I became a Rushdie fan for life and have read almost all his books. On June 11, our glorious Opera Theatre of St. Louis will present the world premier of a work based on Rushdie's Shalimar the Clown, a tale of love, betrayal and revenge. We've been subscribers for at least 35 years. As an out-of-town newspaper review said a couple of years ago, if you want to see the future of opera, go to St. Louis. Rushdie, the composer Jack Pirla and Opera Theatre's general director Timothy O'Leary discussed the work yesterday at The Sheldon Concert Hall. What an afternoon. Rushdie has gotten older, balder and broader of beam but you couldn't miss the discussion about whether 50 shades of something could be turned into an opera.  
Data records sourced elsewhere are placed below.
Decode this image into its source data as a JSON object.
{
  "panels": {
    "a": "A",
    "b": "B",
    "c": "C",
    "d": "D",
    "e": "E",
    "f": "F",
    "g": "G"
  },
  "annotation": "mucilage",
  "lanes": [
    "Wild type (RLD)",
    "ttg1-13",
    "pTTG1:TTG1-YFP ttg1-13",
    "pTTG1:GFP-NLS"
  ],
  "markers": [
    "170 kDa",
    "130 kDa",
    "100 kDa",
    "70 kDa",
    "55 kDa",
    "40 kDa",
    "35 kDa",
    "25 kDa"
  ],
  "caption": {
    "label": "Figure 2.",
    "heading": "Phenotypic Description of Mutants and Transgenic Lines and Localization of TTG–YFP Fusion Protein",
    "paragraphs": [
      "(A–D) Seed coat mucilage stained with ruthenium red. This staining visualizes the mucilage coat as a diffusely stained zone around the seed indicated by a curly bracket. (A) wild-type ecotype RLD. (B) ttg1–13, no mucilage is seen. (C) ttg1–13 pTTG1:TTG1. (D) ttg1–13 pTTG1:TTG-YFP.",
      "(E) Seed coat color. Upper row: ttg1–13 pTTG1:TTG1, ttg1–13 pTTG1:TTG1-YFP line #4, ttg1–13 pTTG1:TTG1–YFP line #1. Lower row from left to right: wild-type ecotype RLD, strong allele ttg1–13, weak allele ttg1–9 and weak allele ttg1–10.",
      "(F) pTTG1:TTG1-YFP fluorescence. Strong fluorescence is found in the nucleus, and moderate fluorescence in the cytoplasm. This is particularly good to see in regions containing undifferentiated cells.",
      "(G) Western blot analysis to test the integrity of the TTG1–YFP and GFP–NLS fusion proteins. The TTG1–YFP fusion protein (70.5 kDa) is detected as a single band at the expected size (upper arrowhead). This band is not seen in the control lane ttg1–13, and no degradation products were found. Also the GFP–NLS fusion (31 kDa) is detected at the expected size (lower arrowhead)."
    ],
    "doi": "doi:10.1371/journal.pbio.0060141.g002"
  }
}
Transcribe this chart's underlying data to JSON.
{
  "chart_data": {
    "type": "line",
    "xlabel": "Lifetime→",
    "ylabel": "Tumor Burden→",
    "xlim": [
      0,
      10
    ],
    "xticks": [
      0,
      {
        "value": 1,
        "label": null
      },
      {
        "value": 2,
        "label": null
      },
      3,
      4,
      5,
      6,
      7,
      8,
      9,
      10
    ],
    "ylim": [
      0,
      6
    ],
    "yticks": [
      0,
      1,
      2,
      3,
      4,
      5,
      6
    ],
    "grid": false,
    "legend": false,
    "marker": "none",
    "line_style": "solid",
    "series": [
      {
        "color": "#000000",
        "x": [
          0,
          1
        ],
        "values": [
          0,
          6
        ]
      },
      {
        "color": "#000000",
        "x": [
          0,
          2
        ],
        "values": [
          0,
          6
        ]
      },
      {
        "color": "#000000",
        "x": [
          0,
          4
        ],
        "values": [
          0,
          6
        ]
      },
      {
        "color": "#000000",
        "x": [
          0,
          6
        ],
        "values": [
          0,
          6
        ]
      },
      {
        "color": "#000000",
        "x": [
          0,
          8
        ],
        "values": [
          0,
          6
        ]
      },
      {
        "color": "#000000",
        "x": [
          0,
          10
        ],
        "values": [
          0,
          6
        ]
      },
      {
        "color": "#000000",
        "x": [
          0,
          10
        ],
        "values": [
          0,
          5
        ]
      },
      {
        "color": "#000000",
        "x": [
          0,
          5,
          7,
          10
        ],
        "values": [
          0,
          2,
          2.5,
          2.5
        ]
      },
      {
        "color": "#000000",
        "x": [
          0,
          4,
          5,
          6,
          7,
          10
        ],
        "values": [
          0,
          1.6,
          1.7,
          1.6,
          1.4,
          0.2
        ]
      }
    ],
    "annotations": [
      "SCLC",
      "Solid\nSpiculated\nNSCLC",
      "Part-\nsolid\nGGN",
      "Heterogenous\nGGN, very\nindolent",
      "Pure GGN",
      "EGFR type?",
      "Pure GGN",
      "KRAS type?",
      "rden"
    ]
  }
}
Mrs. C and I will be at opening night.

Salman Rushdie and Jack Perla

Adrienne Davis Salman Rushdie Jack Perla Timothy O'Leary

Saturday, March 5, 2016

Chill


 Forest Park 2016-02-27 7

People hanging out in and around the Grand Lagoon in Forest Park on a freakishly warm winter day. The area is so big you can't cover it all in a photo except with an aerial shot (like this). We earthbound photographers have to go for details.                                         

Hey, Salman Rushdie is in town. Opera Theatre of Saint Louis is doing a stage version of Shalimar The Clown this spring. He will be speaking about it this afternoon and we have tickets. I'm a big Rushdie fan and I think I've read all his novels, currently on his most recent, Two Years Eight Months and Twenty Eight Days (which is to say, a thousand and one nights). Hope they allow photographs.